The characters themselves don’t make terribly many jokes (though Miller makes an awful pun at one point and revels in it, since apparently he subscribes to /r/dadjokes), but the book itself is riddled with situational humor. Sometimes the two characters will have chapters that overlap a bit and you’ll see two completely different perspectives on the same exact events. Sometimes the non-POV character will say something to the POV character and all the POV character’s biases come into play and make the non-POV character sound like an idiot. And since the second half of the novel has lots of horror elements, the moments of humor tend to stand out a lot more than they would otherwise.
Plus there’s one point where Holden says something to the effect of, “this is literally the first time I’ve gotten off a ship without it blowing up.” It made me chuckle at the time.

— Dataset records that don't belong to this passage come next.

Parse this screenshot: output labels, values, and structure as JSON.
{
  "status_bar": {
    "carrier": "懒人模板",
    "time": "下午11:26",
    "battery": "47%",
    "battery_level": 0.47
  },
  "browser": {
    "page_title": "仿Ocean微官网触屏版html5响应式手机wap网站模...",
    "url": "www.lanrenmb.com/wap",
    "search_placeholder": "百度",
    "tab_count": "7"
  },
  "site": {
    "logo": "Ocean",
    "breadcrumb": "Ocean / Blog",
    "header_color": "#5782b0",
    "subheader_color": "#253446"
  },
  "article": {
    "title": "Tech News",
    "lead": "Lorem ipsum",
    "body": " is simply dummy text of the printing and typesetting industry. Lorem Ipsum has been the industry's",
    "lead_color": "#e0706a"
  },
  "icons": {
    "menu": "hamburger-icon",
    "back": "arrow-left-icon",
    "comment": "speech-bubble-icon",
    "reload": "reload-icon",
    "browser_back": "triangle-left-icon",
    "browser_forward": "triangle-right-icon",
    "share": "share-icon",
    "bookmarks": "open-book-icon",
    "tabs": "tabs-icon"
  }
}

And then things got worse, which made it funnier. – Imperial_Affectation
T. Frohock
T. Frohock has turned a love of dark fantasy and horror into tales of deliciously creepy fiction.She is the author of Miserere: An Autumn Tale, a dark fantasy, and has written several short stories. Her newest series, Los Nefilim, is coming from Harper Voyager Impulse and debuts in June 2015 with the novella, In Midnight’s Silence.
T. lives in North Carolina where she has long been accused of telling stories, which is a southern colloquialism for lying.

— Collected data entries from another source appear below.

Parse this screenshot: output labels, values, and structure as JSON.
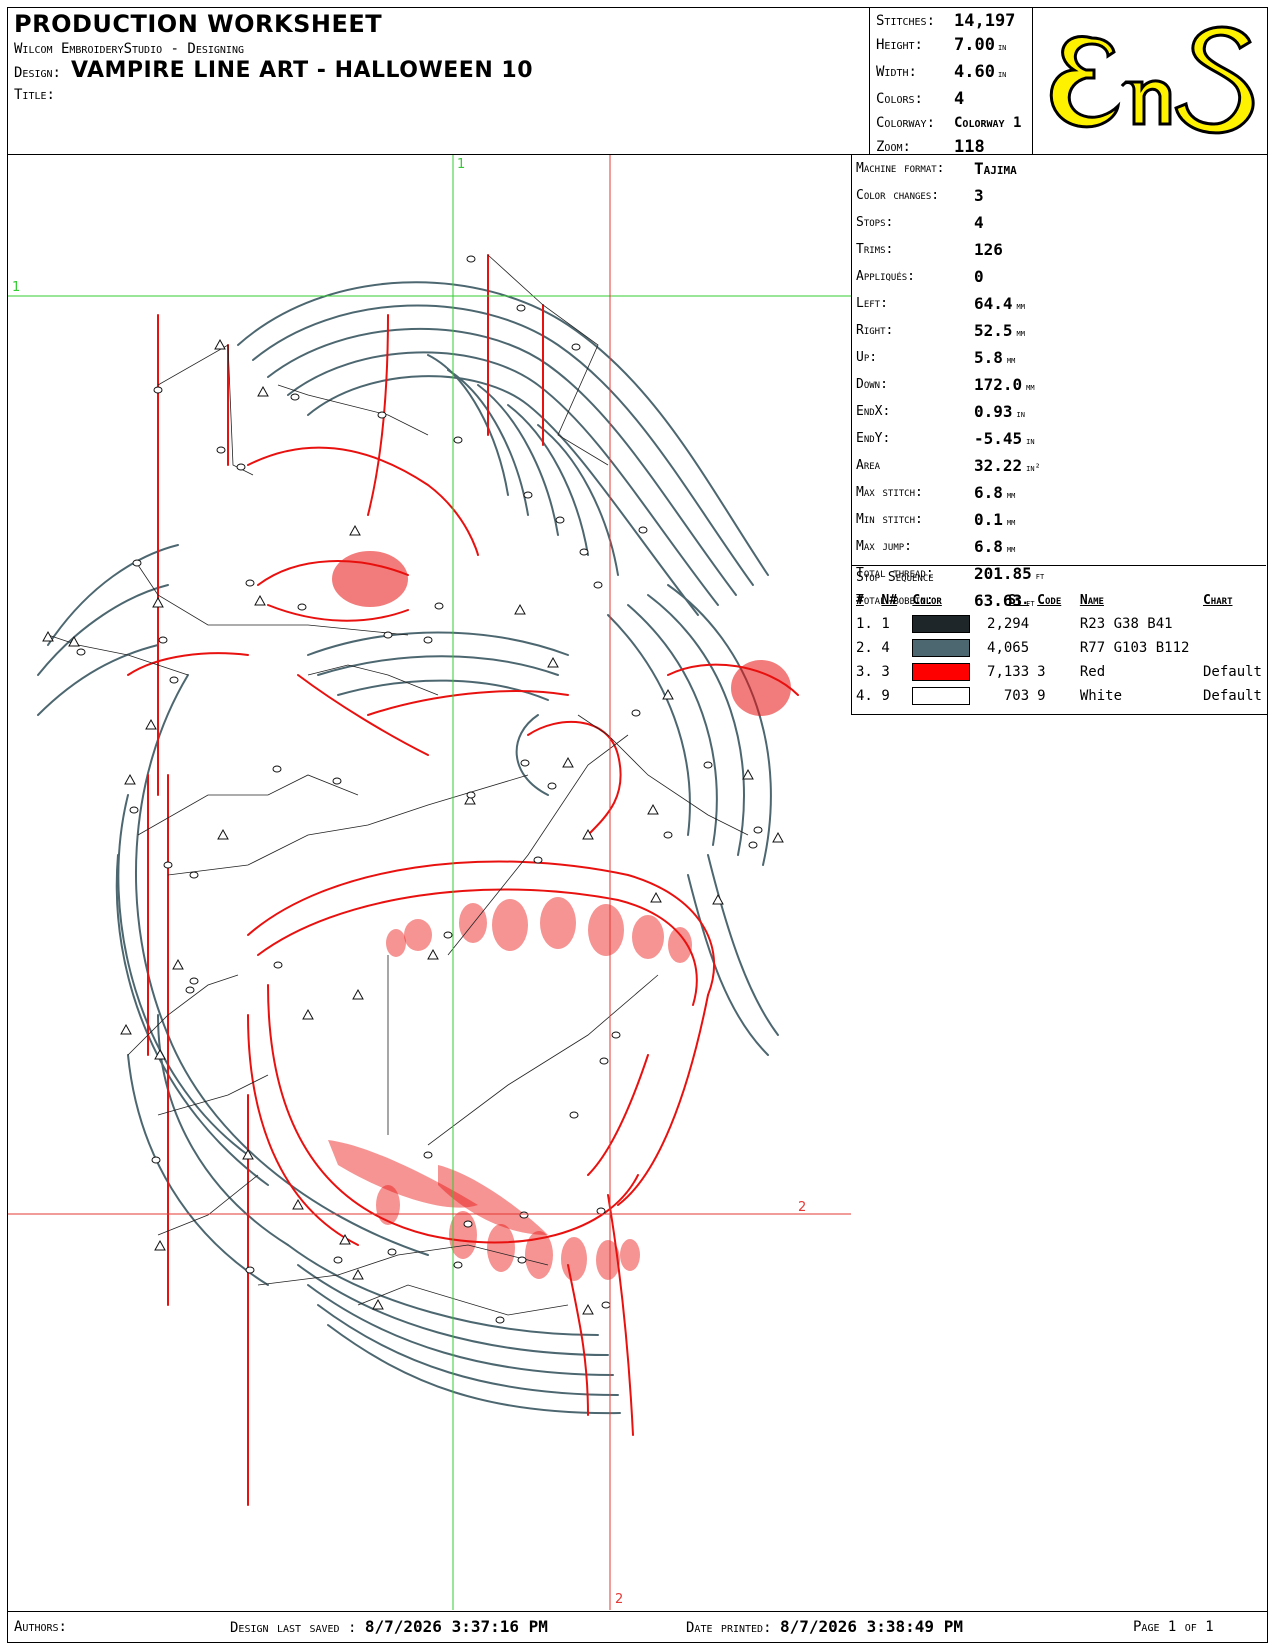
{
  "header": {
    "title": "PRODUCTION WORKSHEET",
    "software": "Wilcom EmbroideryStudio - Designing",
    "design_label": "Design:",
    "design_value": "VAMPIRE LINE ART - HALLOWEEN  10",
    "title_label": "Title:"
  },
  "summary": [
    {
      "label": "Stitches:",
      "value": "14,197",
      "unit": ""
    },
    {
      "label": "Height:",
      "value": "7.00",
      "unit": "in"
    },
    {
      "label": "Width:",
      "value": "4.60",
      "unit": "in"
    },
    {
      "label": "Colors:",
      "value": "4",
      "unit": ""
    },
    {
      "label": "Colorway:",
      "value": "Colorway 1",
      "unit": ""
    },
    {
      "label": "Zoom:",
      "value": "118",
      "unit": ""
    }
  ],
  "logo": {
    "text": "EnS",
    "fill_color": "#FFF200",
    "stroke_color": "#000000"
  },
  "stats": [
    {
      "label": "Machine format:",
      "value": "Tajima",
      "unit": ""
    },
    {
      "label": "Color changes:",
      "value": "3",
      "unit": ""
    },
    {
      "label": "Stops:",
      "value": "4",
      "unit": ""
    },
    {
      "label": "Trims:",
      "value": "126",
      "unit": ""
    },
    {
      "label": "Appliqués:",
      "value": "0",
      "unit": ""
    },
    {
      "label": "Left:",
      "value": "64.4",
      "unit": "mm"
    },
    {
      "label": "Right:",
      "value": "52.5",
      "unit": "mm"
    },
    {
      "label": "Up:",
      "value": "5.8",
      "unit": "mm"
    },
    {
      "label": "Down:",
      "value": "172.0",
      "unit": "mm"
    },
    {
      "label": "EndX:",
      "value": "0.93",
      "unit": "in"
    },
    {
      "label": "EndY:",
      "value": "-5.45",
      "unit": "in"
    },
    {
      "label": "Area",
      "value": "32.22",
      "unit": "in²"
    },
    {
      "label": "Max stitch:",
      "value": "6.8",
      "unit": "mm"
    },
    {
      "label": "Min stitch:",
      "value": "0.1",
      "unit": "mm"
    },
    {
      "label": "Max jump:",
      "value": "6.8",
      "unit": "mm"
    },
    {
      "label": "Total thread:",
      "value": "201.85",
      "unit": "ft"
    },
    {
      "label": "Total bobbin:",
      "value": "63.63",
      "unit": "ft"
    }
  ],
  "stop_sequence": {
    "caption": "Stop Sequence",
    "headers": [
      "#",
      "N#",
      "Color",
      "St.",
      "Code",
      "Name",
      "Chart"
    ],
    "rows": [
      {
        "n": "1.",
        "needle": "1",
        "color": "#1E2629",
        "stitches": "2,294",
        "code": "",
        "name": "R23 G38 B41",
        "chart": ""
      },
      {
        "n": "2.",
        "needle": "4",
        "color": "#4D6770",
        "stitches": "4,065",
        "code": "",
        "name": "R77 G103 B112",
        "chart": ""
      },
      {
        "n": "3.",
        "needle": "3",
        "color": "#FF0000",
        "stitches": "7,133",
        "code": "3",
        "name": "Red",
        "chart": "Default"
      },
      {
        "n": "4.",
        "needle": "9",
        "color": "#FFFFFF",
        "stitches": "703",
        "code": "9",
        "name": "White",
        "chart": "Default"
      }
    ]
  },
  "guides": {
    "v1_label": "1",
    "h1_label": "1",
    "v2_label": "2",
    "h2_label": "2",
    "green": "#33CC33",
    "red": "#E53935"
  },
  "artwork": {
    "thread_dark": "#4D6770",
    "thread_red": "#E8110F"
  },
  "footer": {
    "authors_label": "Authors:",
    "saved_label": "Design last saved :",
    "saved_value": "8/7/2026 3:37:16 PM",
    "printed_label": "Date printed:",
    "printed_value": "8/7/2026 3:38:49 PM",
    "page_text": "Page 1 of 1"
  }
}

T’s Winner Selection (This is the BIG KAHUNA Prize!):
Nostalgia wins. I vote for mirrordog, simply because that Douglas Adams line is not only funny, but it’s also true. That, and his books made me laugh and laugh (Adams, not mirrordog). Right out loud. And we know how grim I am.

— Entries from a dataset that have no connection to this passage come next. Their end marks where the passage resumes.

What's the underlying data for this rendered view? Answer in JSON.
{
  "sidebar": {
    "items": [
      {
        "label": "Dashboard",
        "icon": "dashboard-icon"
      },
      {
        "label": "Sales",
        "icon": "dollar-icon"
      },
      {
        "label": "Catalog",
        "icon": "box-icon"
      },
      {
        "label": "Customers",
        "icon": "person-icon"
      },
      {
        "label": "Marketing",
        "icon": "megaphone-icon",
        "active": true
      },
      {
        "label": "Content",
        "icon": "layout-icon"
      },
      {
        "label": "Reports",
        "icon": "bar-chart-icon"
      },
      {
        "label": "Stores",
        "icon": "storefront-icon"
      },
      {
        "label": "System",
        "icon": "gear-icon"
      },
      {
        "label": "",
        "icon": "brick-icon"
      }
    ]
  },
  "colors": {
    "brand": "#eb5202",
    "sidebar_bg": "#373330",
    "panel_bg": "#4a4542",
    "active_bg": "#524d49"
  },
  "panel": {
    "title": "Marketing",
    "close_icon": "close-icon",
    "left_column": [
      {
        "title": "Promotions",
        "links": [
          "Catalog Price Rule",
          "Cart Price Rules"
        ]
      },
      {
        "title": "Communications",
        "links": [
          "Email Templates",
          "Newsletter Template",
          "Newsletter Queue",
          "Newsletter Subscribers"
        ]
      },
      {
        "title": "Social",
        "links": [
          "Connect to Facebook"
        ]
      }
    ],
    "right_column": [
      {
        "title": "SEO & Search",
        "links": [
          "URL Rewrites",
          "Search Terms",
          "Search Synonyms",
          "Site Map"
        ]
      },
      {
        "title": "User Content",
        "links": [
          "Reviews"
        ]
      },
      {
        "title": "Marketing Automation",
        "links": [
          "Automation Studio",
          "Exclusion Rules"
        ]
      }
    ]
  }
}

“The story so far: In the beginning the Universe was created. This has made a lot of people very angry and been widely regarded as a bad move.”
― Douglas Adams, The Restaurant at the End of the Universe – mirrordog
I’m also picking sekhmet4 for my runner up, because Saga is perfect. It’s book about a book that changes two people and not only causes them to fall in love with one another, but also gives them the mettle to try and change the world(s) around them. Because that what good stories do. And it’s funny and entertaining … like ML, so it has ALL THE THINGS.
ML Brennan
Okay, and I just can’t resist. Two favorite entries that I’m giving runner-up prizes to:
I’m going to go with Stardust. The Star has fallen from the heavens in a blaze of light and sound, and then:
And there was a voice, a high clear, female voice, which said “Ow”, and then, very quietly, it said “Fuck”, and then it said “Ow”, once more.
Reddit’s formatting doesn’t quite do it, but the “fuck” is printed in a very small font. It’s just such a human way to react that I had to laugh. – MikeOfThePalace
and
I’m currently listening to the books in Gail Carriger’s Parasol Protectorate series. There are so many sassy, humorous moments but the most recent one is the very title of a chapter: In Which The Meringues Are Annihilated. I just remember doing a double take when I heard it and couldn’t wait to hear what happens. All I’m going to say is– they did indeed get annihilated. – alter-EGG-o
BEHIND THE JUDGING CURTAIN EXCLUSIVE:
This is the email I sent after Lish and T sent in their winner info… and Max, Stephen, and Django had not.
Dudes? Did you notice how the ladies both made their selections in a timely and complete fashion?
Just saying.
Dudes.
And here’s the email Stephen sent back:
You’re saying you want the guys to be faster? Look, we’re not 17 anymore.